Tuning an Eggbeater Drill so it ‘Spins Real Good’
by Andy Seaman 2 of 3

Here I’ve cracked open the chuck and you can see the shiny nickel plating that hasn’t seen the light of day since it was assembled some time ago in Greenfield, Mass. These are right-hand threads mind you, so you’ll want to turn the chuck cap counter-clockwise to loosen (anti-clockwise, Jeff). These threads need to be right-handed because you want them to tighten during normal use, i.e. drilling clockwise.

I remove the guts of the chuck being careful not to scratch the smooth inside surface of the chuck shell that the jaws slide on. From left to right we have the chuck shell, jaws, thrust washer, and chuck cap. This chuck design is pretty common, but there is some variation amongst the different makers. Here’s a quick look at some different chucks that I have.

From L to R, North Bros. 1430A, Stanley POS Defiance Something or Other, MF #5, MF #120A breast drill. The North Bros. chuck is the easiest to get into since it has wrench flats for an open-end wrench (spanner, Jeff). The others are most easily opened with pliers, strap wrenches, vise grips, etc.

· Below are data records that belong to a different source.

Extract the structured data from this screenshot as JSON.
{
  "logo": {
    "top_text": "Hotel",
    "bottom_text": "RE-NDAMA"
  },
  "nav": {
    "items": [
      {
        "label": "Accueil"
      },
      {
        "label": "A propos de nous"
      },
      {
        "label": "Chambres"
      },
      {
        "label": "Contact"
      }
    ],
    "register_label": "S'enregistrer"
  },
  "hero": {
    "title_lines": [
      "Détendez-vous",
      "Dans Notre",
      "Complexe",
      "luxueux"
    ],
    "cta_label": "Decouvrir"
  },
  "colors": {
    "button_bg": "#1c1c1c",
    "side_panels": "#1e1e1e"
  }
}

The following photo shows the internals of the MF #120A breast drill chuck. This is another common chuck design and is also used in North Bros. drills. Thought I’d include a photo of this style just in case you need it for reference.

Ok, back to the matter at hand. The inside of the chuck shell is coated with some schmoo that’s been softened by the WD-40. I suspect that the MF assemblers lubricated the chucks with lithium grease, a lubricant that’s notorious for drying out over time. Add to that decades of metal chips, sawdust, and storage dust and now we’re beginning to understand why the chuck sticks.

But I’ve seen and fixed a lot worse. That chuck from the Stanley Defiance was so rusty it was pitted on the inside – but now it works like buttah. I wipe out the inside of the chuck shell with a rag. My intention is to remove as much of that schmoo as I can in about five seconds. Now we move on to my technically advanced chuck-cleaner-outer (patent pending) available for three easy payments of $19.95 plus S+H.

Yep, a dowel with a wide saw kerf will hold a piece of non-woven abrasive pad wonderfully. I use ½” dowel to stiffen things up. Jam the piece of Scotchbrite into the kerf and chuck the dowel in a breast drill. I put the chuck shell back in my vise and insert the end of the chuck-cleaner-outer so that the Scotchbrite kinda folds over onto itself. Then I spin this gizmo as fast as I can for about 30 seconds, angling the breast drill all over the place to polish the entire inside surface. There, now check the result.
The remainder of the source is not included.